If you agree, then it should be possible for you to reject all attempts at “naturalising” faith in God.
“Can you name one or two?”
Well, I could name a LOT more than that. [content removed] It wouldn’t be polite to go further here at this location, as it is not my intention to harm BioLogos, just to tell the truth about the sociology of eVopsych involved, as much as it is available to the public.
Notice that my question above went unanswered, other than the co-author of Barrett’s book:
Other than Justin Barrett, can you please point to another (perhaps evangelical) Christian psychologist who is currently “working in” and promoting “evolutionary psychology”?
“If sociobiology is that which was being used to justify things like racism, misogyny etc. then obviously I’m not a big fan of it.”
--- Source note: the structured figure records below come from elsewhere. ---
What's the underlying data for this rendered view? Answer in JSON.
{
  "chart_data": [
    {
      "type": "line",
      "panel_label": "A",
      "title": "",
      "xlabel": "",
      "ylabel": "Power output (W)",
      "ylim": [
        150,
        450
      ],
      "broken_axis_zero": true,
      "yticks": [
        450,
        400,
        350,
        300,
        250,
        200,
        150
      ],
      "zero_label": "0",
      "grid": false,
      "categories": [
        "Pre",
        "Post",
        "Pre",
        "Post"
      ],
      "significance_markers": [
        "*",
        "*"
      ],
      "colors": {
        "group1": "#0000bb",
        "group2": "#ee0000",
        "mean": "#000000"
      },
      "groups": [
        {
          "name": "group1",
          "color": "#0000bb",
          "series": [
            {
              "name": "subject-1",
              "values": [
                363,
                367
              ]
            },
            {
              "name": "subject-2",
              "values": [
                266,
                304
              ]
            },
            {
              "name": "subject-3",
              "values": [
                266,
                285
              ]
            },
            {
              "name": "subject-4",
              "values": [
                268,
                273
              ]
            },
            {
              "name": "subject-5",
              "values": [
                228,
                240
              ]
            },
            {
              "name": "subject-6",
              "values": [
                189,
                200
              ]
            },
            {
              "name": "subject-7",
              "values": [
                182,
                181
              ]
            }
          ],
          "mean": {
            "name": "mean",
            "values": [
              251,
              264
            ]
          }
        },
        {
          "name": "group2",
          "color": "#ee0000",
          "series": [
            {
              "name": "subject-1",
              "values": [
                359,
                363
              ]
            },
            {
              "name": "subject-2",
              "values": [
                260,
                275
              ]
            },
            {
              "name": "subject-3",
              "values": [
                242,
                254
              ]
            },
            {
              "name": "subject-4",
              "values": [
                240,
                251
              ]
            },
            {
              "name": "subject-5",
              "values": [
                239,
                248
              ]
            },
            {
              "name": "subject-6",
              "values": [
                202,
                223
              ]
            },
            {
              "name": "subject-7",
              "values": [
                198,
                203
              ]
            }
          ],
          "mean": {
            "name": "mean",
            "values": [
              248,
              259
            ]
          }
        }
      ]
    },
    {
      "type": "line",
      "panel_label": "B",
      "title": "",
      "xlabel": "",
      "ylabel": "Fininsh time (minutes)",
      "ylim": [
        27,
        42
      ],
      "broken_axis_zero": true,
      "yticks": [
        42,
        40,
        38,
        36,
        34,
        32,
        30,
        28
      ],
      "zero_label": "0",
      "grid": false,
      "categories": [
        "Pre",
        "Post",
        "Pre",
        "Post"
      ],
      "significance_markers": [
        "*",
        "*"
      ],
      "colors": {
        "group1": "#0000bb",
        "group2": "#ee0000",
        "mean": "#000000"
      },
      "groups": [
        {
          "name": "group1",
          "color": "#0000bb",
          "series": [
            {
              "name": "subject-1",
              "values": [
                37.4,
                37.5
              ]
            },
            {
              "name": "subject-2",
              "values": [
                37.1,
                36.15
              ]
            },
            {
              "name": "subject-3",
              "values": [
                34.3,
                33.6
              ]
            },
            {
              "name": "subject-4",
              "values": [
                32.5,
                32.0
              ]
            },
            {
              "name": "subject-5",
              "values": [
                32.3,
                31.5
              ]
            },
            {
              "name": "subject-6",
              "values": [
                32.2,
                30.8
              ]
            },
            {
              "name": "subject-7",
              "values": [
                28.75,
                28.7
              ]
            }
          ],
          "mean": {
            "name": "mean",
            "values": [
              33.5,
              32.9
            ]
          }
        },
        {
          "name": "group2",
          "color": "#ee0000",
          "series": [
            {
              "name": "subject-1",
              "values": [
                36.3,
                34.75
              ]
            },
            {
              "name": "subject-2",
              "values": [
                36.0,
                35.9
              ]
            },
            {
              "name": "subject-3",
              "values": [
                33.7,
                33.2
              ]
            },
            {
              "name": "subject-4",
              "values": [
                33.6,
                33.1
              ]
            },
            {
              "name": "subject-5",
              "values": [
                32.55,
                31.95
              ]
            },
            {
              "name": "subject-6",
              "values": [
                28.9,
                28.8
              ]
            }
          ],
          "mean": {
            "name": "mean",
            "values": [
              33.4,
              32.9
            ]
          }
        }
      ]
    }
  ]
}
In addition, it might behoove you to consider that both sociobiology and eVopsych were initiated in the first place, and then constructed thereafter, on faulty premises. That’s what I meant by saying, “Barrett & King’s entire premise for trying to marry eVopsych with evangelical Christianity is flawed.” Going that route eliminates the “I like it or I don’t” category, when it’s instead, I’m trying to understand what it’s saying and if it’s compatible or not with my worldview. Most of what is printed and called “eVopsych” is misleading and irrelevant outside of a naturalistic worldview.
“I wouldn’t be so sure it’s completely gone though, I have come across ‘evolutionary’ justifications for…”
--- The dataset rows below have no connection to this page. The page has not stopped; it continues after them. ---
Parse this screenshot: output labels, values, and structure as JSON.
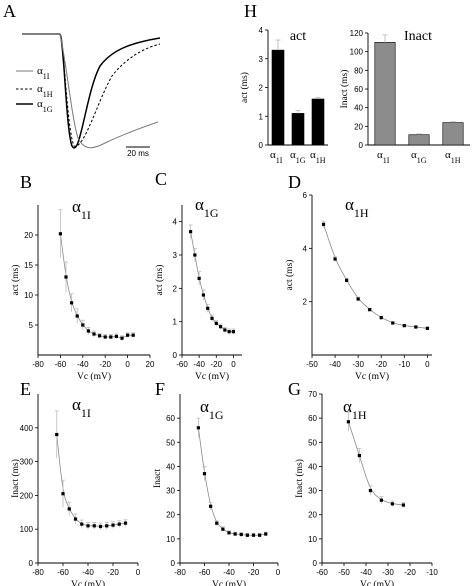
{
  "colors": {
    "ink": "#000000",
    "error_bar": "#bdbdbd",
    "fit_line": "#8a8a8a",
    "bar_inact": "#8c8c8c",
    "trace_1I": "#7a7a7a"
  },
  "chart_data": [
    {
      "panel": "A",
      "type": "line",
      "legend": [
        "α1I",
        "α1H",
        "α1G"
      ],
      "legend_styles": [
        "solid-gray",
        "dashed",
        "solid-black"
      ],
      "scale_bar_label": "20 ms"
    },
    {
      "panel": "H",
      "type": "bar",
      "title": "act",
      "ylabel": "act (ms)",
      "categories": [
        "α1I",
        "α1G",
        "α1H"
      ],
      "values": [
        3.3,
        1.1,
        1.6
      ],
      "errors": [
        0.35,
        0.1,
        0.05
      ],
      "ylim": [
        0,
        4
      ],
      "yticks": [
        0,
        1,
        2,
        3,
        4
      ]
    },
    {
      "panel": "H",
      "type": "bar",
      "title": "Inact",
      "ylabel": "Inact (ms)",
      "categories": [
        "α1I",
        "α1G",
        "α1H"
      ],
      "values": [
        110,
        11,
        24
      ],
      "errors": [
        8,
        1,
        1
      ],
      "ylim": [
        0,
        120
      ],
      "yticks": [
        0,
        20,
        40,
        60,
        80,
        100,
        120
      ]
    },
    {
      "panel": "B",
      "type": "scatter",
      "title": "α1I",
      "xlabel": "Vc (mV)",
      "ylabel": "act (ms)",
      "xlim": [
        -80,
        20
      ],
      "ylim": [
        0,
        25
      ],
      "xticks": [
        -80,
        -60,
        -40,
        -20,
        0,
        20
      ],
      "yticks": [
        5,
        10,
        15,
        20
      ],
      "x": [
        -60,
        -55,
        -50,
        -45,
        -40,
        -35,
        -30,
        -25,
        -20,
        -15,
        -10,
        -5,
        0,
        5
      ],
      "y": [
        20.2,
        13,
        8.7,
        6.5,
        5,
        4,
        3.5,
        3.2,
        3,
        3,
        3.1,
        2.8,
        3.3,
        3.3
      ],
      "err": [
        4,
        2.5,
        1.5,
        1.2,
        0.8,
        0.6,
        0.5,
        0.4,
        0.4,
        0.4,
        0.4,
        0.4,
        0.4,
        0.4
      ]
    },
    {
      "panel": "C",
      "type": "scatter",
      "title": "α1G",
      "xlabel": "Vc (mV)",
      "ylabel": "act (ms)",
      "xlim": [
        -60,
        10
      ],
      "ylim": [
        0,
        4.5
      ],
      "xticks": [
        -60,
        -40,
        -20,
        0
      ],
      "yticks": [
        0,
        1,
        2,
        3,
        4
      ],
      "x": [
        -50,
        -45,
        -40,
        -35,
        -30,
        -25,
        -20,
        -15,
        -10,
        -5,
        0
      ],
      "y": [
        3.7,
        3.0,
        2.3,
        1.8,
        1.4,
        1.1,
        0.95,
        0.85,
        0.75,
        0.7,
        0.7
      ],
      "err": [
        0.2,
        0.2,
        0.2,
        0.15,
        0.12,
        0.1,
        0.08,
        0.08,
        0.08,
        0.08,
        0.08
      ]
    },
    {
      "panel": "D",
      "type": "scatter",
      "title": "α1H",
      "xlabel": "Vc (mV)",
      "ylabel": "act (ms)",
      "xlim": [
        -50,
        2
      ],
      "ylim": [
        0,
        6
      ],
      "xticks": [
        -50,
        -40,
        -30,
        -20,
        -10,
        0
      ],
      "yticks": [
        2,
        4,
        6
      ],
      "x": [
        -45,
        -40,
        -35,
        -30,
        -25,
        -20,
        -15,
        -10,
        -5,
        0
      ],
      "y": [
        4.9,
        3.6,
        2.8,
        2.1,
        1.7,
        1.4,
        1.2,
        1.1,
        1.05,
        1.0
      ],
      "err": [
        0.12,
        0.1,
        0.08,
        0.07,
        0.05,
        0.05,
        0.04,
        0.04,
        0.04,
        0.04
      ]
    },
    {
      "panel": "E",
      "type": "scatter",
      "title": "α1I",
      "xlabel": "Vc (mV)",
      "ylabel": "Inact (ms)",
      "xlim": [
        -80,
        0
      ],
      "ylim": [
        0,
        500
      ],
      "xticks": [
        -80,
        -60,
        -40,
        -20,
        0
      ],
      "yticks": [
        0,
        100,
        200,
        300,
        400
      ],
      "x": [
        -65,
        -60,
        -55,
        -50,
        -45,
        -40,
        -35,
        -30,
        -25,
        -20,
        -15,
        -10
      ],
      "y": [
        380,
        205,
        160,
        130,
        115,
        110,
        110,
        108,
        110,
        112,
        115,
        118
      ],
      "err": [
        70,
        40,
        20,
        15,
        12,
        10,
        10,
        10,
        10,
        10,
        10,
        10
      ]
    },
    {
      "panel": "F",
      "type": "scatter",
      "title": "α1G",
      "xlabel": "Vc (mV)",
      "ylabel": "Inact",
      "xlim": [
        -80,
        0
      ],
      "ylim": [
        0,
        70
      ],
      "xticks": [
        -80,
        -60,
        -40,
        -20,
        0
      ],
      "yticks": [
        0,
        10,
        20,
        30,
        40,
        50,
        60
      ],
      "x": [
        -65,
        -60,
        -55,
        -50,
        -45,
        -40,
        -35,
        -30,
        -25,
        -20,
        -15,
        -10
      ],
      "y": [
        56,
        37,
        23.5,
        16.5,
        14,
        12.5,
        12,
        11.8,
        11.5,
        11.5,
        11.5,
        12
      ],
      "err": [
        4,
        3,
        1.5,
        1,
        1,
        0.8,
        0.8,
        0.8,
        0.8,
        0.8,
        0.8,
        0.8
      ]
    },
    {
      "panel": "G",
      "type": "scatter",
      "title": "α1H",
      "xlabel": "Vc (mV)",
      "ylabel": "Inact (ms)",
      "xlim": [
        -60,
        -10
      ],
      "ylim": [
        0,
        70
      ],
      "xticks": [
        -60,
        -50,
        -40,
        -30,
        -20,
        -10
      ],
      "yticks": [
        0,
        10,
        20,
        30,
        40,
        50,
        60,
        70
      ],
      "x": [
        -48,
        -43,
        -38,
        -33,
        -28,
        -23
      ],
      "y": [
        58.5,
        44.5,
        30,
        26,
        24.5,
        24
      ],
      "err": [
        4,
        3,
        2,
        1.5,
        1.2,
        1
      ]
    }
  ]
}
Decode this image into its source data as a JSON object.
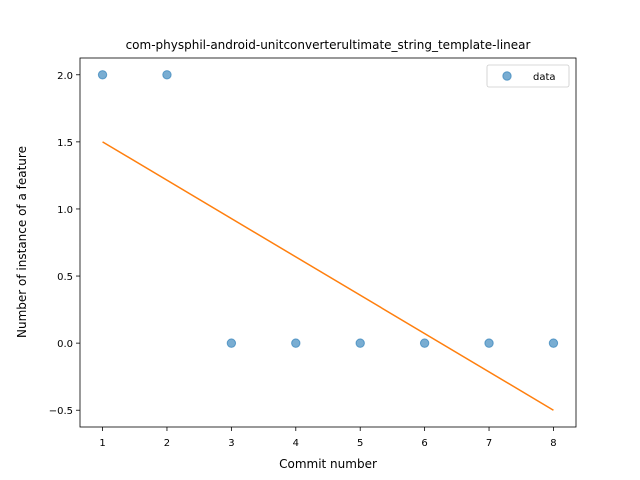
{
  "chart_data": {
    "type": "scatter",
    "title": "com-physphil-android-unitconverterultimate_string_template-linear",
    "xlabel": "Commit number",
    "ylabel": "Number of instance of a feature",
    "xlim": [
      0.65,
      8.35
    ],
    "ylim": [
      -0.625,
      2.125
    ],
    "x_ticks": [
      1,
      2,
      3,
      4,
      5,
      6,
      7,
      8
    ],
    "x_tick_labels": [
      "1",
      "2",
      "3",
      "4",
      "5",
      "6",
      "7",
      "8"
    ],
    "y_ticks": [
      -0.5,
      0.0,
      0.5,
      1.0,
      1.5,
      2.0
    ],
    "y_tick_labels": [
      "−0.5",
      "0.0",
      "0.5",
      "1.0",
      "1.5",
      "2.0"
    ],
    "grid": false,
    "legend_position": "top-right",
    "series": [
      {
        "name": "data",
        "kind": "scatter",
        "color": "#1f77b4",
        "x": [
          1,
          2,
          3,
          4,
          5,
          6,
          7,
          8
        ],
        "y": [
          2,
          2,
          0,
          0,
          0,
          0,
          0,
          0
        ]
      },
      {
        "kind": "line",
        "color": "#ff7f0e",
        "x": [
          1,
          8
        ],
        "y": [
          1.5,
          -0.5
        ]
      }
    ]
  }
}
Yes, that’s fair to say, unfortunately. Nowadays, we see so many “evolutionary justifications” for things, even when it makes little sense! The term “evolution” is one of the most misused and abused concepts in “science, philosophy, theology” (SPT) discourse nowadays.
“So are you actually a sociologist? Is my conclusion from it correct?”
Well, I was trained in 3 fields: sociology, philosophy, and economics. The PhD is in “sociological science” (translated from another language than English). And yes, I’ve studied the subfield of eVopsych as a sociologist, though I’m not a “practising sociologist” currently, lol.
In short, I believe trying to “Christianize eVopsych” using Protestant theology is destined for the trash heap of history. Simply saying “views can vary” and “can be understood differently”, forgive me for saying, doesn’t really help the conversation much. It’s rather obvious that semantics plays a HUGE role in communications here and at all “science & faith” sites like BIoLogos, and that relativism is quite a slippery slope. You are of course nevertheless welcome to hold a “views can vary” view about eVopsych, however your faith and vocation requires. Just please don’t cross the line and find yourself trying to “evangelically Christianize eVopsych”, as I’ll be there to lovingly and graciously grapple with if you do.